The photo that came in third place was my own, to my surprise. For my dissertation I visited the National Museum of Antiquities in Leiden, the Netherlands. After my initial work was finished, I visited the museum, and went to the wing with the Dutch history. These pendants seen on the picture were on display, and I liked the way they had been arranged.
The runner up photo belongs to Pete Moore, who was genuinely surprised to be voted runner up. “There aren’t many competitions I enter where anything happens!” he explained. The image was chosen to show the diversity of monuments worldwide as well as having some personal importance. “I took this picture on my 14th birthday, the first time I truly understood this diversity first hand, rather than reading about it in a book”.

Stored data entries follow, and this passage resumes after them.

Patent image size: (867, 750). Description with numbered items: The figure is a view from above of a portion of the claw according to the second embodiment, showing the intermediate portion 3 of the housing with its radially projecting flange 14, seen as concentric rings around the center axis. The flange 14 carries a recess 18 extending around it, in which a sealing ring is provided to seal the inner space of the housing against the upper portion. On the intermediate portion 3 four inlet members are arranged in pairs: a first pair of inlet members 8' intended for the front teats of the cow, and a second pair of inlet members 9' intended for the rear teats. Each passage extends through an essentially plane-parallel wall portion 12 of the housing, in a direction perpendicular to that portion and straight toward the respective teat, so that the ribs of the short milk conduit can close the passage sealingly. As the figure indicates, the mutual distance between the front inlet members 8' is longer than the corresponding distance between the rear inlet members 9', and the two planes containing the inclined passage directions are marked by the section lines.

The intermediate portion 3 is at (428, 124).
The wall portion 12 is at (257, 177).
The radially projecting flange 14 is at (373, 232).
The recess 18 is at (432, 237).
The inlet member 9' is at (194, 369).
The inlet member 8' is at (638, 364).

The image that gained the first place and is gracing the cover of this issue belongs to Kerrie Hoffman, who explained: “The picture was taken on the 8th June 2013. I was experimenting with my new camera. The picture is a view of St Mary's Abbey in Museum Gardens, York. This is along my route to lectures at Kings Manor, where the Archaeology Department of the University of York is situated. I have tried on many occasions to take a decent picture, and on this particular day the lighting was in my favour. I aimed to capture the second arch through the first to create an interesting composition. I chose the picture mainly because of the lighting. The image has not been edited at all, and it is my favourite of my many attempts to take a picture from this angle.
Winning the competition is fantastic, completely unexpected! It is often the image that you, yourself, do not expect to be popular that other people favour. Being an artist myself, it is not usually my photography which takes centre stage, and this is also the first image competition I have entered! Although I am part of the team as creative design editor, voting was anonymous and I was really surprised and ecstatic that my image won. To have my work on the cover of The Post Hole is a very different experience to its design; it is amazing, as is the experience of working with such a great team. The image competition and gallery allows viewers to be involved and to promote the journal in the future, and I hope that it continues to grow due to the initial success of the competition”
With the release of this issue, the image-gallery also goes live. Please keep uploading your archaeology photos and drawings, and we will strive to incorporate at least one in each issue.